Thomas attended the University of Louisiana at Monroe as part of the Waterski team and he obtained his bachelor's degree in Marketing.

==Biography==
Born in Trento, Italy, he started water-skiing at age five. He was encouraged by his father, Marco Degasperi, a well-known water-skiing coach and practiced at his father's ski school on Caldonazzo Lake in northern Italy. At 15 he won his first medal at the European Championships: gold in the slalom.

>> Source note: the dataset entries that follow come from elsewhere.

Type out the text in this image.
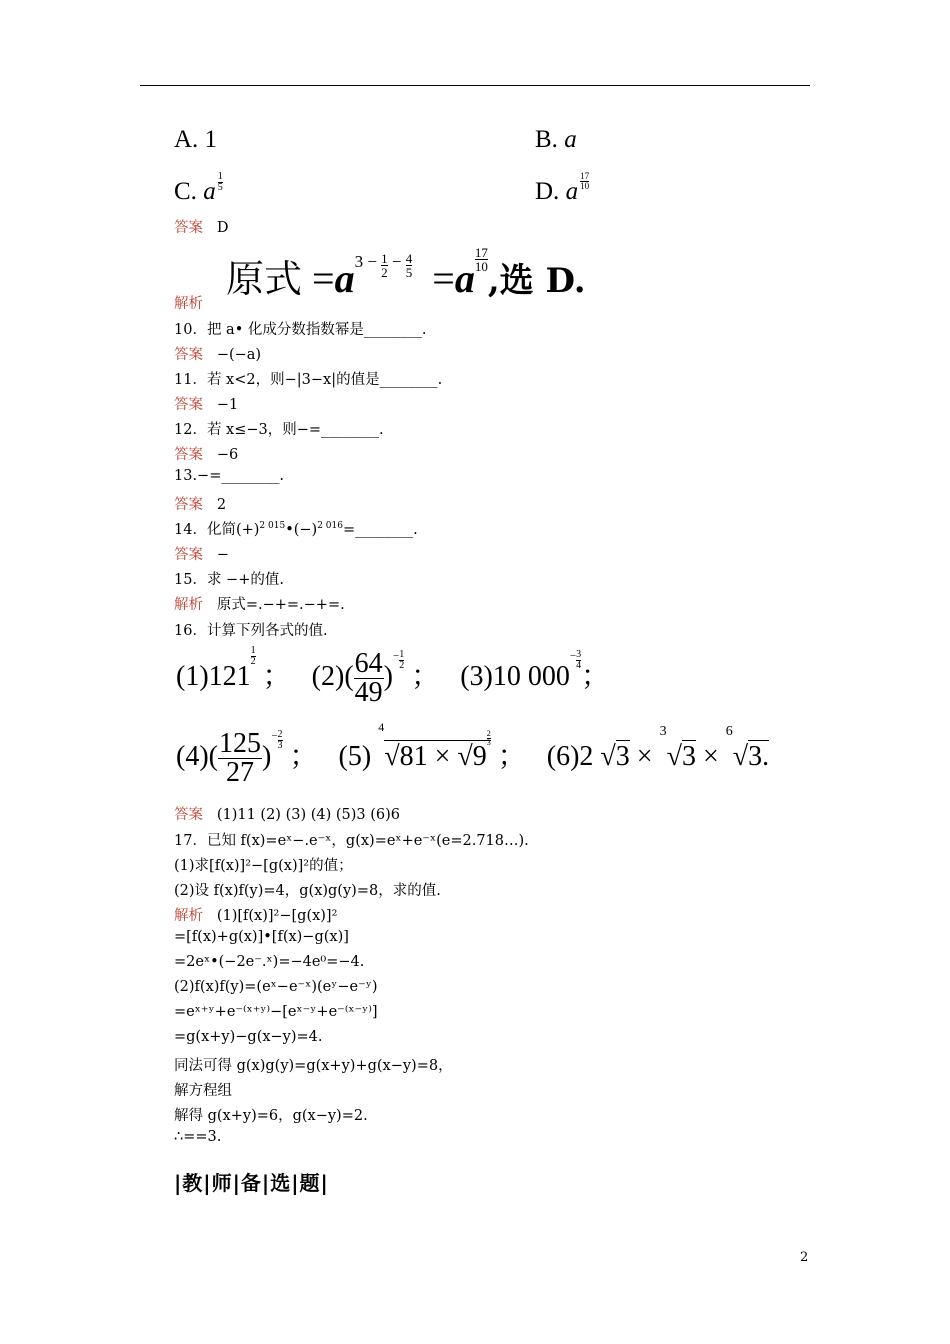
A. 1	B. a
C. a $\frac{1}{5}$	D. a $\frac{17}{10}$
答案 D
解析
原式 $=a^{3 - \frac{1}{2} - \frac{4}{5}} =a \frac{17}{10}$
,选 D.
10．把 a• 化成分数指数幂是________.
答案 −(−a)
11．若 x<2，则−|3−x|的值是________.
答案 −1
12．若 x≤−3，则−=________.
答案 −6
13.−=________.
答案 2
14．化简$(+)^{2 015}•(-)^{2 016}=\_\_\_\_\_\_\_\_$.
答案 −
15．求 −+的值.
解析 原式=.−+=.−+=.
16．计算下列各式的值.
(1)121
$\frac{1}{2}$
； $(2)( \frac{64}{49} )^- \frac{1}{2}$
； (3)10 $000^- \frac{3}{4}$
；
$(4)( \frac{125}{27} )^- \frac{2}{3}$
； (5) $^4$√81 × √9
$\frac{2}{3}$
； (6)2 √3 × $^3$√3 × $^6$√3.
答案 (1)11 (2) (3) (4) (5)3 (6)6
17．已知 f(x)=eˣ−.e⁻ˣ，g(x)=eˣ+e⁻ˣ(e=2.718…).
(1)求[f(x)]²−[g(x)]²的值；
(2)设 f(x)f(y)=4，g(x)g(y)=8，求的值.
解析 (1)[f(x)]²−[g(x)]²
=[f(x)+g(x)]•[f(x)−g(x)]
=2eˣ•(−2e⁻.ˣ)=−4e⁰=−4.
(2)f(x)f(y)=(eˣ−e⁻ˣ)(eʸ−e⁻ʸ)
=eˣ⁺ʸ+e⁻⁽ˣ⁺ʸ⁾−[eˣ⁻ʸ+e⁻⁽ˣ⁻ʸ⁾]
=g(x+y)−g(x−y)=4.
同法可得 g(x)g(y)=g(x+y)+g(x−y)=8，
解方程组
解得 g(x+y)=6，g(x−y)=2.
∴==3.
|教|师|备|选|题|
2
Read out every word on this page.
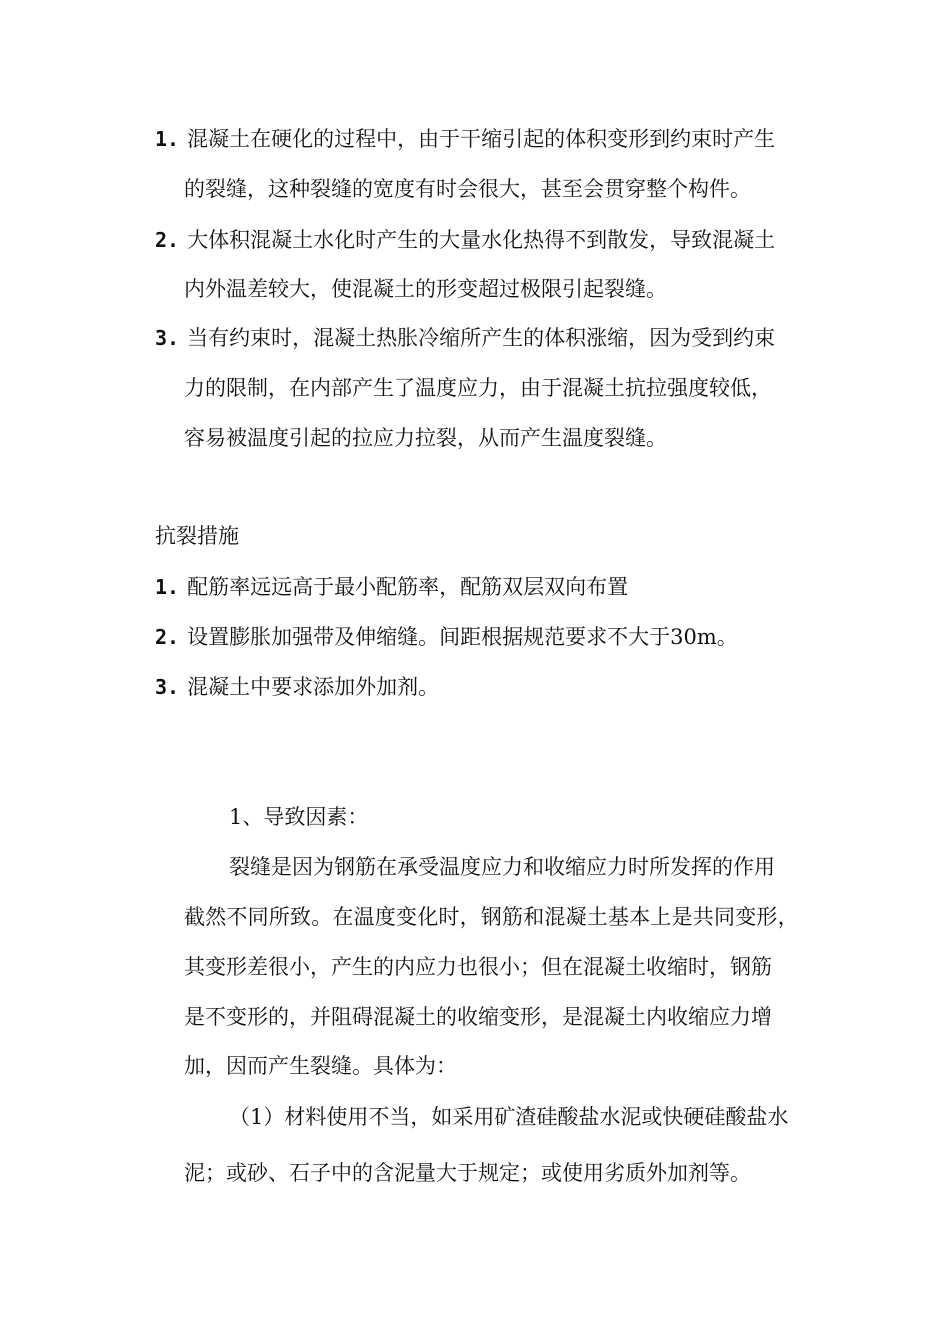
1. 混凝土在硬化的过程中，由于干缩引起的体积变形到约束时产生
的裂缝，这种裂缝的宽度有时会很大，甚至会贯穿整个构件。
2. 大体积混凝土水化时产生的大量水化热得不到散发，导致混凝土
内外温差较大，使混凝土的形变超过极限引起裂缝。
3. 当有约束时，混凝土热胀冷缩所产生的体积涨缩，因为受到约束
力的限制，在内部产生了温度应力，由于混凝土抗拉强度较低，
容易被温度引起的拉应力拉裂，从而产生温度裂缝。
抗裂措施
1. 配筋率远远高于最小配筋率，配筋双层双向布置
2. 设置膨胀加强带及伸缩缝。间距根据规范要求不大于30m。
3. 混凝土中要求添加外加剂。
1、导致因素：
裂缝是因为钢筋在承受温度应力和收缩应力时所发挥的作用
截然不同所致。在温度变化时，钢筋和混凝土基本上是共同变形，
其变形差很小，产生的内应力也很小；但在混凝土收缩时，钢筋
是不变形的，并阻碍混凝土的收缩变形，是混凝土内收缩应力增
加，因而产生裂缝。具体为：
（1）材料使用不当，如采用矿渣硅酸盐水泥或快硬硅酸盐水
泥；或砂、石子中的含泥量大于规定；或使用劣质外加剂等。
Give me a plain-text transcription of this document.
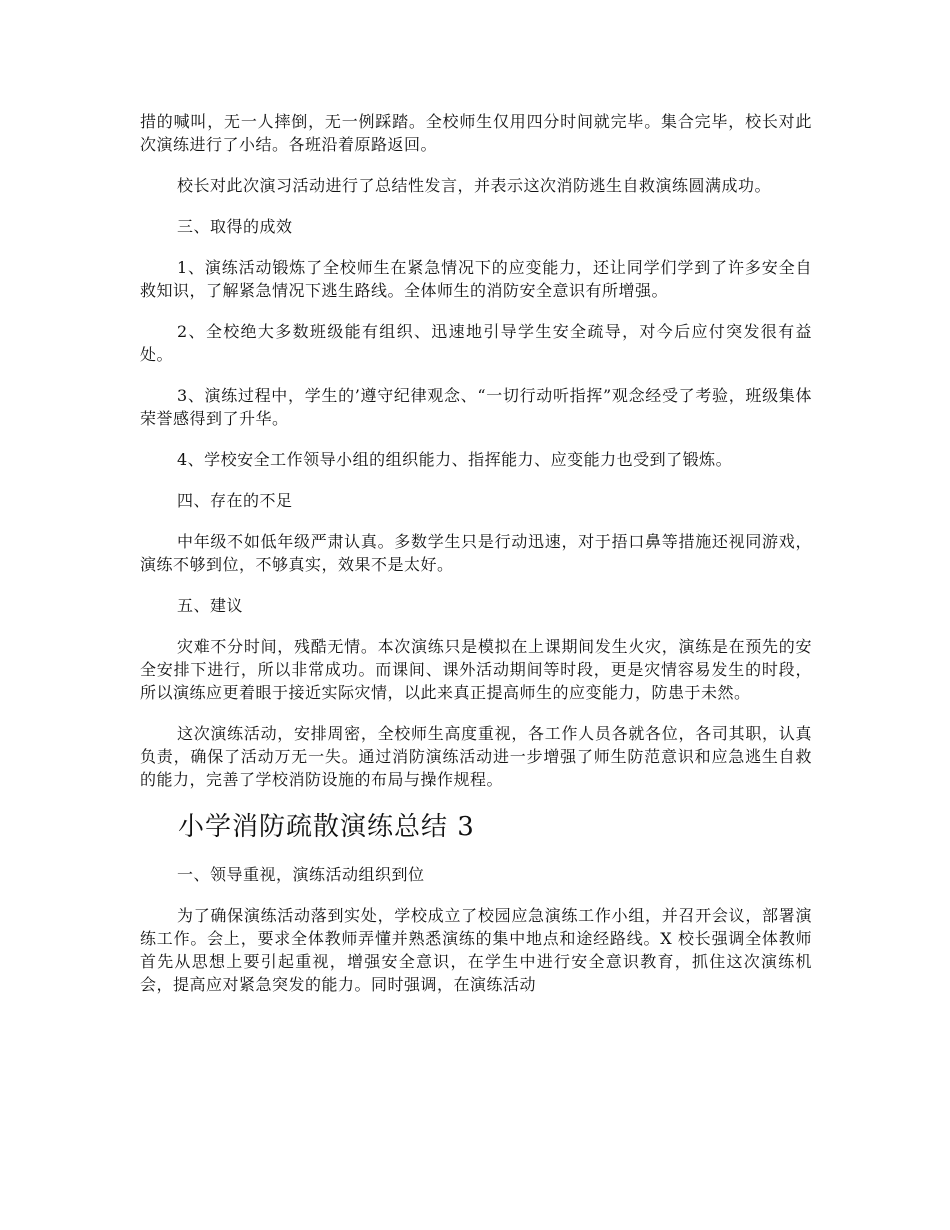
措的喊叫，无一人摔倒，无一例踩踏。全校师生仅用四分时间就完毕。集合完毕，校长对此次演练进行了小结。各班沿着原路返回。

校长对此次演习活动进行了总结性发言，并表示这次消防逃生自救演练圆满成功。

三、取得的成效

1、演练活动锻炼了全校师生在紧急情况下的应变能力，还让同学们学到了许多安全自救知识，了解紧急情况下逃生路线。全体师生的消防安全意识有所增强。

2、全校绝大多数班级能有组织、迅速地引导学生安全疏导，对今后应付突发很有益处。

3、演练过程中，学生的’遵守纪律观念、“一切行动听指挥”观念经受了考验，班级集体荣誉感得到了升华。

4、学校安全工作领导小组的组织能力、指挥能力、应变能力也受到了锻炼。

四、存在的不足

中年级不如低年级严肃认真。多数学生只是行动迅速，对于捂口鼻等措施还视同游戏，演练不够到位，不够真实，效果不是太好。

五、建议

灾难不分时间，残酷无情。本次演练只是模拟在上课期间发生火灾，演练是在预先的安全安排下进行，所以非常成功。而课间、课外活动期间等时段，更是灾情容易发生的时段，所以演练应更着眼于接近实际灾情，以此来真正提高师生的应变能力，防患于未然。

这次演练活动，安排周密，全校师生高度重视，各工作人员各就各位，各司其职，认真负责，确保了活动万无一失。通过消防演练活动进一步增强了师生防范意识和应急逃生自救的能力，完善了学校消防设施的布局与操作规程。

小学消防疏散演练总结 3

一、领导重视，演练活动组织到位

为了确保演练活动落到实处，学校成立了校园应急演练工作小组，并召开会议，部署演练工作。会上，要求全体教师弄懂并熟悉演练的集中地点和途经路线。X 校长强调全体教师首先从思想上要引起重视，增强安全意识，在学生中进行安全意识教育，抓住这次演练机会，提高应对紧急突发的能力。同时强调，在演练活动
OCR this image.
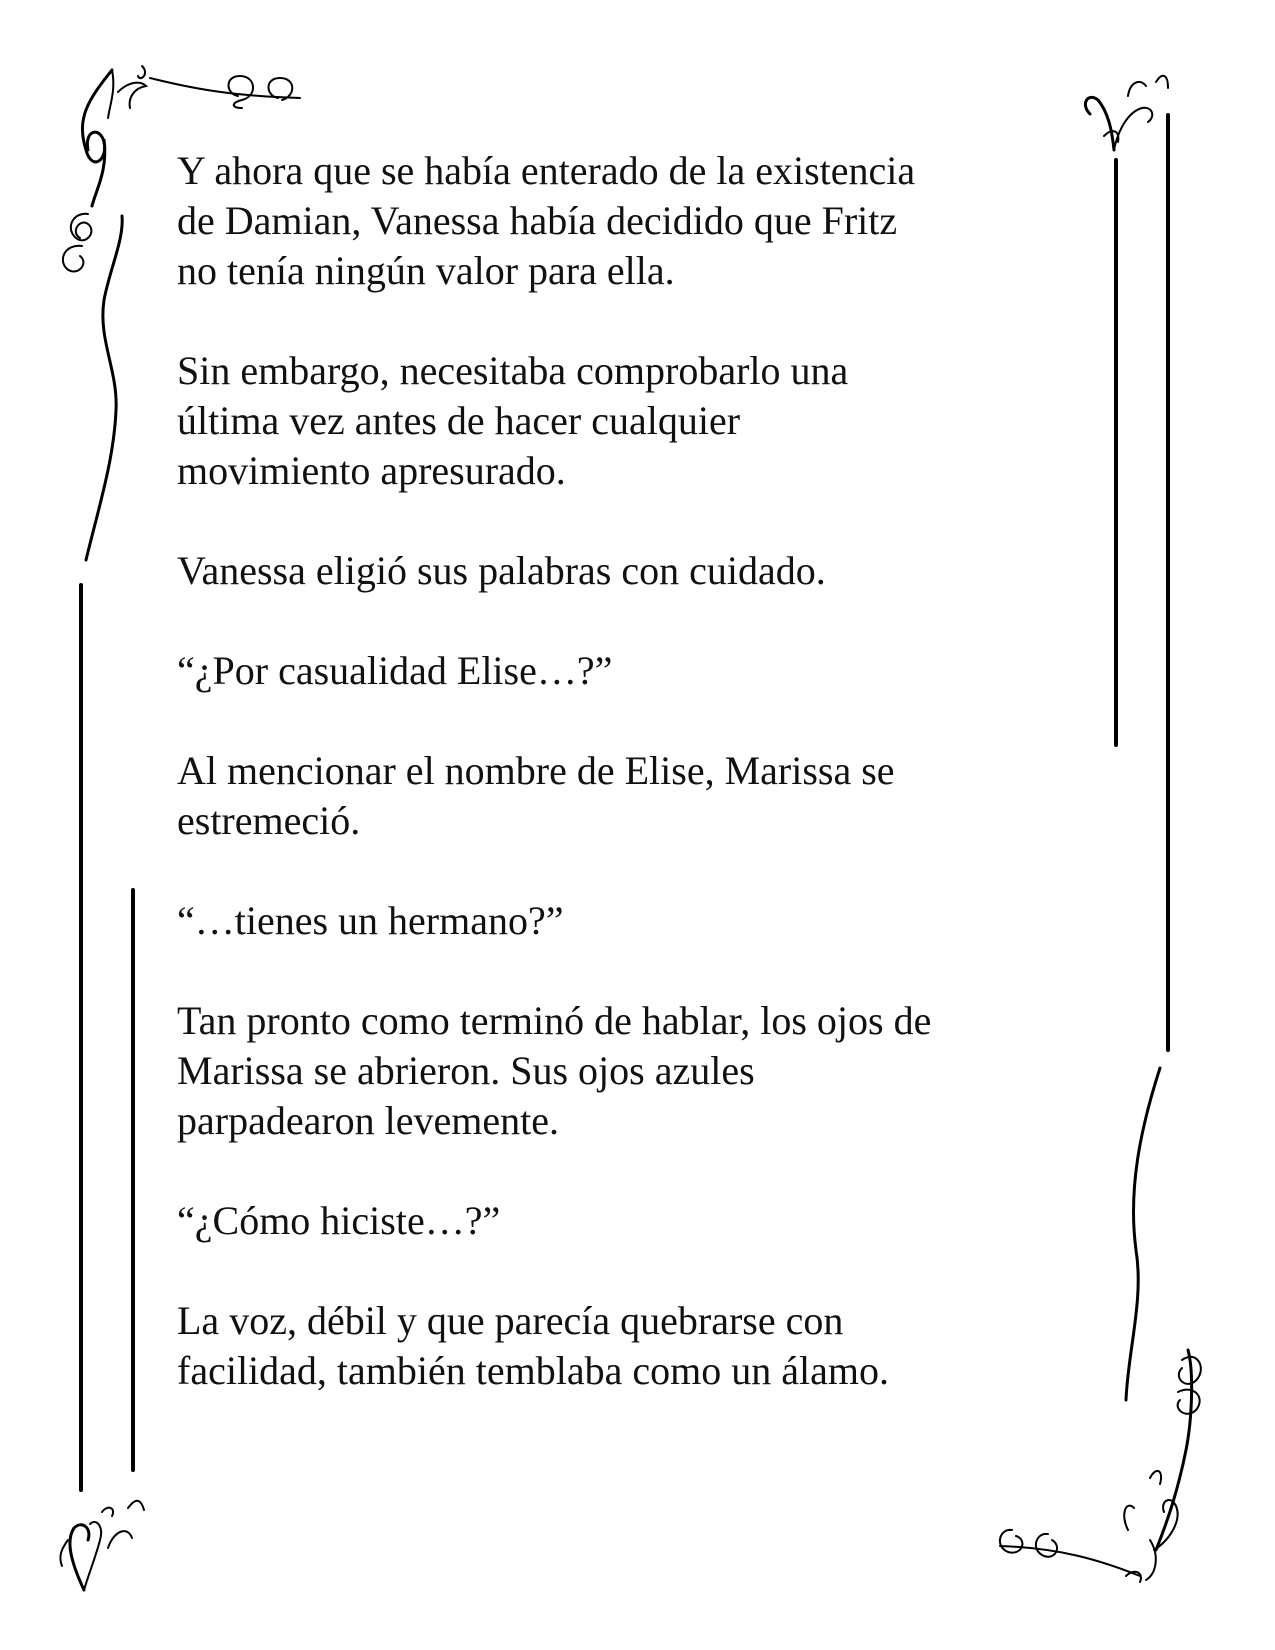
Y ahora que se había enterado de la existencia
de Damian, Vanessa había decidido que Fritz
no tenía ningún valor para ella.

Sin embargo, necesitaba comprobarlo una
última vez antes de hacer cualquier
movimiento apresurado.

Vanessa eligió sus palabras con cuidado.

“¿Por casualidad Elise…?”

Al mencionar el nombre de Elise, Marissa se
estremeció.

“…tienes un hermano?”

Tan pronto como terminó de hablar, los ojos de
Marissa se abrieron. Sus ojos azules
parpadearon levemente.

“¿Cómo hiciste…?”

La voz, débil y que parecía quebrarse con
facilidad, también temblaba como un álamo.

== Notable accomplishments ==

Major Titles
| World Championship Titles | 2007, 2011 |
| Masters Titles | 2014 |
| Moomba Masters Titles | 2014, 2017, 2019 |
| World Games | 2013 |

His major achievements are:

World Championships silver medals 2009, 2015, 2021

European Championships titles 2002, 2005, 2006, 2007, 2009, 2016, 2019, 2021, 2022, 2023, 2024 and 2025

Malibu Open titles 2006, 2016, 2023

Other titles includes: the Alizee Cup, the Global international pro, the Mexico pro am, 2 Atlanta pro wins, ski west pro champion, Canadian Open champion, 2 New Zealand Pro am titles, the San Gervasio Pro Am title in 2021 and 2025 the 2022 Botas Pro Am.